All parents criticize sometimes, however, when a parent is constantly criticizing their child and lashing out at them in anger, they are ultimately causing them to suffer from severe anxiety. The reason for this is that when everything you do is put under constant scrutiny, it causes you to become hypervigilant and on edge, afraid to do anything wrong.

4. Hovering.

Another word for this is helicoptering. Put simply, parents who always stand over their kids, watching their every move, can drastically impact how their children turn out. Research published in the journal Cognitive Therapy and Research found strong links between anxiety and helicopter parenting.

5. Shaming.

Many parents believe that shaming their children is effective discipline. However, experts warn against shaming, because the effects of shaming can linger, causing anxiety disorders and other emotional disorders. Not only that, shaming does not lead to changed behavior. On the contrary, Harvard Health says that shaming a child ultimately leads to feelings of hopelessness and defeat.

6. Rejection.

Children are like tiny sponges, who absorb everything we do and don’t do and internalize it. When we reject them, or abandon them when they need us most, rather than assuming that something is off about us, they immediately believe they have done something wrong. Prolonged rejection and neglect ultimately destroy a child’s sense of self. And can lead to deep attachment issues.

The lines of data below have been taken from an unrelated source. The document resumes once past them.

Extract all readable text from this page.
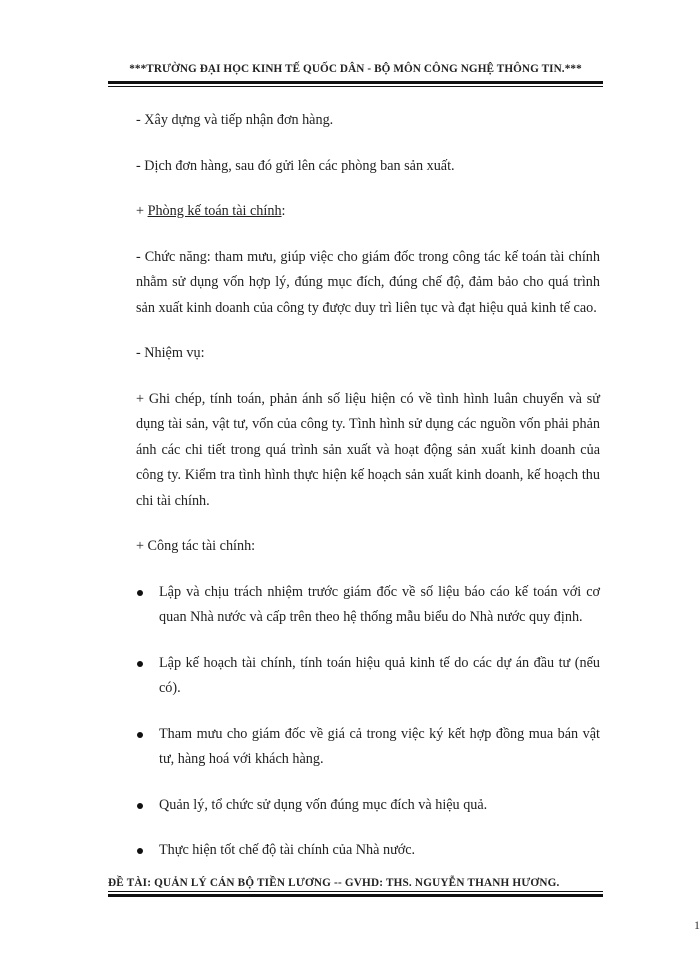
***TRƯỜNG ĐẠI HỌC KINH TẾ QUỐC DÂN - BỘ MÔN CÔNG NGHỆ THÔNG TIN.***

- Xây dựng và tiếp nhận đơn hàng.

- Dịch đơn hàng, sau đó gửi lên các phòng ban sản xuất.

+ Phòng kế toán tài chính:

- Chức năng: tham mưu, giúp việc cho giám đốc trong công tác kế toán tài chính nhằm sử dụng vốn hợp lý, đúng mục đích, đúng chế độ, đảm bảo cho quá trình sản xuất kinh doanh của công ty được duy trì liên tục và đạt hiệu quả kinh tế cao.

- Nhiệm vụ:

+ Ghi chép, tính toán, phản ánh số liệu hiện có về tình hình luân chuyển và sử dụng tài sản, vật tư, vốn của công ty. Tình hình sử dụng các nguồn vốn phải phản ánh các chi tiết trong quá trình sản xuất và hoạt động sản xuất kinh doanh của công ty. Kiểm tra tình hình thực hiện kế hoạch sản xuất kinh doanh, kế hoạch thu chi tài chính.

+ Công tác tài chính:

Lập và chịu trách nhiệm trước giám đốc về số liệu báo cáo kế toán với cơ quan Nhà nước và cấp trên theo hệ thống mẫu biểu do Nhà nước quy định.
Lập kế hoạch tài chính, tính toán hiệu quả kinh tế do các dự án đầu tư (nếu có).
Tham mưu cho giám đốc về giá cả trong việc ký kết hợp đồng mua bán vật tư, hàng hoá với khách hàng.
Quản lý, tổ chức sử dụng vốn đúng mục đích và hiệu quả.
Thực hiện tốt chế độ tài chính của Nhà nước.
ĐỀ TÀI: QUẢN LÝ CÁN BỘ TIỀN LƯƠNG -- GVHD: THS. NGUYỄN THANH HƯƠNG.
1
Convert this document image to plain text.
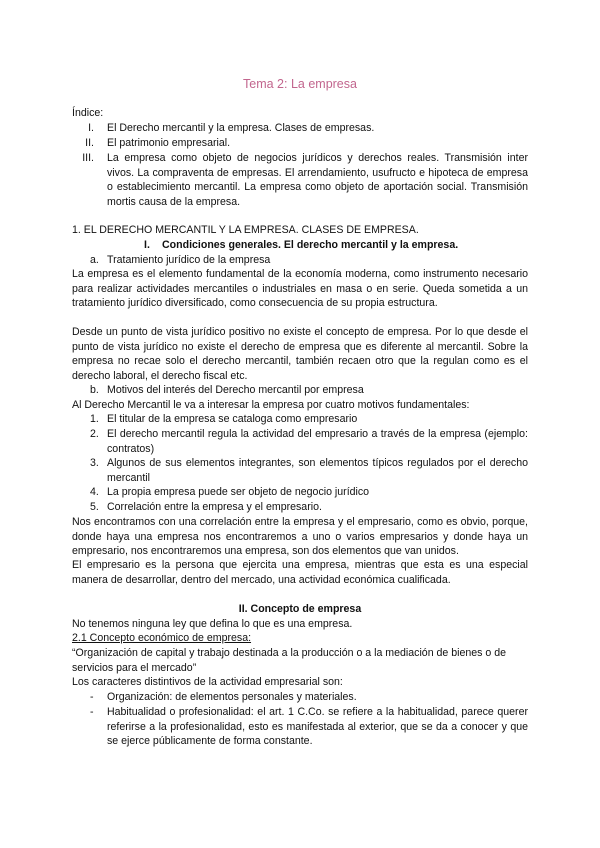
Tema 2: La empresa
Índice:
I. El Derecho mercantil y la empresa. Clases de empresas.
II. El patrimonio empresarial.
III. La empresa como objeto de negocios jurídicos y derechos reales. Transmisión inter vivos. La compraventa de empresas. El arrendamiento, usufructo e hipoteca de empresa o establecimiento mercantil. La empresa como objeto de aportación social. Transmisión mortis causa de la empresa.
1. EL DERECHO MERCANTIL Y LA EMPRESA. CLASES DE EMPRESA.
I. Condiciones generales. El derecho mercantil y la empresa.
a. Tratamiento jurídico de la empresa
La empresa es el elemento fundamental de la economía moderna, como instrumento necesario para realizar actividades mercantiles o industriales en masa o en serie. Queda sometida a un tratamiento jurídico diversificado, como consecuencia de su propia estructura.
Desde un punto de vista jurídico positivo no existe el concepto de empresa. Por lo que desde el punto de vista jurídico no existe el derecho de empresa que es diferente al mercantil. Sobre la empresa no recae solo el derecho mercantil, también recaen otro que la regulan como es el derecho laboral, el derecho fiscal etc.
b. Motivos del interés del Derecho mercantil por empresa
Al Derecho Mercantil le va a interesar la empresa por cuatro motivos fundamentales:
1. El titular de la empresa se cataloga como empresario
2. El derecho mercantil regula la actividad del empresario a través de la empresa (ejemplo: contratos)
3. Algunos de sus elementos integrantes, son elementos típicos regulados por el derecho mercantil
4. La propia empresa puede ser objeto de negocio jurídico
5. Correlación entre la empresa y el empresario.
Nos encontramos con una correlación entre la empresa y el empresario, como es obvio, porque, donde haya una empresa nos encontraremos a uno o varios empresarios y donde haya un empresario, nos encontraremos una empresa, son dos elementos que van unidos.
El empresario es la persona que ejercita una empresa, mientras que esta es una especial manera de desarrollar, dentro del mercado, una actividad económica cualificada.
II. Concepto de empresa
No tenemos ninguna ley que defina lo que es una empresa.
2.1 Concepto económico de empresa:
“Organización de capital y trabajo destinada a la producción o a la mediación de bienes o de servicios para el mercado”
Los caracteres distintivos de la actividad empresarial son:
- Organización: de elementos personales y materiales.
- Habitualidad o profesionalidad: el art. 1 C.Co. se refiere a la habitualidad, parece querer referirse a la profesionalidad, esto es manifestada al exterior, que se da a conocer y que se ejerce públicamente de forma constante.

7. A lack of consistency and stability.

Children need stability. Without it- a world that is already scary and filled with the unknown is made to feel a million times more chaotic. Even as adults, consistency and routine work to help us cope with a chaotic world, so imagine how beneficial that is for children.

8. A lack of boundaries.

Kids need boundaries to navigate through the world. Deep down, they crave limits- because it helps them to discern how they can effectively navigate throughout their lives. Without boundaries, they never learn their limits, and the world seems extremely unpredictable.

9. Over-control.

Another conclusion of various studies is that over-controlling behaviors by parents can lead to anxiety in their children. One of those studies which were published in Pub Med says, “Several parenting behaviors have been identified in the literature as being related to excessive anxiety in children, including high-levels of criticism and over-control, and low levels of warmth and granting of autonomy.”